BEFORE YOU WATCH
Altered Carbon is a post-modern series that doesn’t follow the norms of popular series. You may be surprised and sometimes disturbed by what happens to characters. Like many other post-modern stories, the story-line is not the important part and sometimes fragments of episodes have more to say than expected.
AFTER YOU WATCHED
The series takes place over 360 years in the future, with most episodes set in the year 2384, in Bay City, a futuristic metropolis. In that future, memories of humans and their consciousness can be saves in a disk-shaped device called a cortical stack, which is implanted in the vertebrae at the back of the neck.
These storage devices have been reverse-engineered from some alien device and mass-produced by hi-tech companies and sold to rich people. Rich people have synthetic bodies are called “sleeves” and if their sleeves die, the stacks can be transferred to new bodies. A person with those sleeves can still be killed if his/her stack is destroyed.
While this theoretically means anyone can live forever, only the wealthiest, known as “Meths” have the means to do so through clones and remote storage of their consciousness in satellites. The main question that is the core of despair in immortal characters is about the memories and their role in shaping a person.
Altered Carbon is a post-modern narrative of the absurdity of human life when death is avoidable and morality needs to be clarified in the shadow of immortality. The motif of the series can be summarized in this sentence: With infinite future comes infinite past.
Humans are reborn many times but instead of enjoying immortality, they become bitter and despair people who are suffering again and again. The intelligent motif of Altered Carbon is to show how absurd will be life when there is no death. All human perceptions of the world need a new interpretation to be meaningful in the weird circumstance.
The main conflict in Altered Carbon is between those who invented immortal life and those who are against it. Actually, the motto of rebels can be: “Death with immortal life!” A contradiction in the core meaning of war.
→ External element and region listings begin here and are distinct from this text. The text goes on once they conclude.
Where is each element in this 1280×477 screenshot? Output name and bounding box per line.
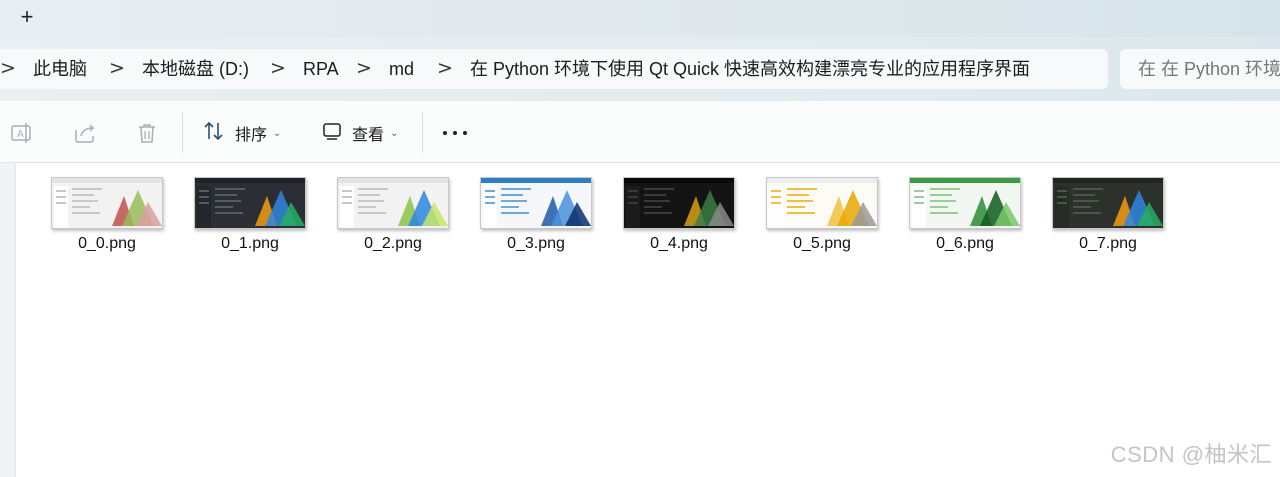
file-thumbnail — [194, 177, 306, 229]
new-tab-button[interactable]: + — [14, 5, 40, 31]
breadcrumb-separator[interactable]: > — [109, 49, 125, 89]
file-name: 0_4.png — [650, 235, 708, 252]
file-name: 0_7.png — [1079, 235, 1137, 252]
toolbar-divider — [422, 113, 423, 153]
file-name: 0_3.png — [507, 235, 565, 252]
file-name: 0_6.png — [936, 235, 994, 252]
sort-button[interactable]: 排序 ⌄ — [203, 118, 281, 148]
file-thumbnail — [337, 177, 449, 229]
file-list[interactable]: 0_0.png 0_1.png 0_2.png 0_3.png 0_4.png 0_5.p… — [17, 163, 1280, 477]
more-icon[interactable] — [443, 121, 467, 145]
breadcrumb-separator[interactable]: > — [270, 49, 286, 89]
breadcrumb-separator[interactable]: > — [356, 49, 372, 89]
file-name: 0_0.png — [78, 235, 136, 252]
breadcrumb-local-disk[interactable]: 本地磁盘 (D:) — [142, 49, 249, 89]
share-icon[interactable] — [72, 120, 98, 146]
delete-icon[interactable] — [134, 120, 160, 146]
file-thumbnail — [766, 177, 878, 229]
file-item[interactable]: 0_0.png — [47, 177, 167, 267]
file-thumbnail — [623, 177, 735, 229]
view-button[interactable]: 查看 ⌄ — [322, 118, 398, 148]
file-thumbnail — [1052, 177, 1164, 229]
breadcrumb-current-folder[interactable]: 在 Python 环境下使用 Qt Quick 快速高效构建漂亮专业的应用程序界… — [470, 49, 1030, 89]
watermark: CSDN @柚米汇 — [1110, 442, 1272, 467]
file-item[interactable]: 0_7.png — [1048, 177, 1168, 267]
file-item[interactable]: 0_3.png — [476, 177, 596, 267]
file-name: 0_2.png — [364, 235, 422, 252]
breadcrumb-separator[interactable]: > — [437, 49, 453, 89]
file-item[interactable]: 0_1.png — [190, 177, 310, 267]
breadcrumb-rpa[interactable]: RPA — [303, 49, 339, 89]
tab-bar: + — [0, 0, 1280, 37]
address-row: > 此电脑 > 本地磁盘 (D:) > RPA > md > 在 Python … — [0, 37, 1280, 101]
toolbar-divider — [182, 113, 183, 153]
search-box[interactable]: 在 在 Python 环境 — [1120, 49, 1280, 89]
sort-icon — [203, 120, 225, 147]
file-name: 0_5.png — [793, 235, 851, 252]
rename-icon[interactable]: A — [9, 120, 35, 146]
command-bar: A 排序 ⌄ 查看 ⌄ — [0, 101, 1280, 163]
chevron-down-icon: ⌄ — [273, 127, 282, 139]
file-thumbnail — [51, 177, 163, 229]
breadcrumb-this-pc[interactable]: 此电脑 — [33, 49, 87, 89]
file-name: 0_1.png — [221, 235, 279, 252]
breadcrumb[interactable]: > 此电脑 > 本地磁盘 (D:) > RPA > md > 在 Python … — [0, 49, 1108, 89]
chevron-down-icon: ⌄ — [390, 127, 399, 139]
svg-text:A: A — [17, 129, 24, 140]
file-item[interactable]: 0_6.png — [905, 177, 1025, 267]
search-input[interactable]: 在 在 Python 环境 — [1138, 49, 1280, 89]
file-item[interactable]: 0_4.png — [619, 177, 739, 267]
file-item[interactable]: 0_5.png — [762, 177, 882, 267]
file-item[interactable]: 0_2.png — [333, 177, 453, 267]
file-thumbnail — [480, 177, 592, 229]
view-label: 查看 — [352, 127, 385, 144]
view-icon — [322, 121, 342, 146]
sort-label: 排序 — [235, 127, 268, 144]
navigation-pane[interactable] — [0, 163, 16, 477]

It reminds us of the famous motto of Spanish prisoners who were being executed by the French army in “The Phantom of Liberty” by Luis Buñuel. They were shouting “Death with the freedom!” French soldiers of Napoleon invaded Spain with the motto of spreading liberty but in fact, they took away the freedom of countries they captured. A contradiction in the motivation of war and its real consequences.
There is a significant difference between the first and second seasons. As much as the first season relies on the deep thought about life and death and meaning of life when hi-tech innovations can create immortality, the second season relies on action scenes and visual effects. The second season can’t go beyond a sci-fi action series that doesn’t satisfy its fans. Of course, we shouldn’t ignore that sex and violence are the common elements of the first season’s episodes. The second season is moderated in this aspect.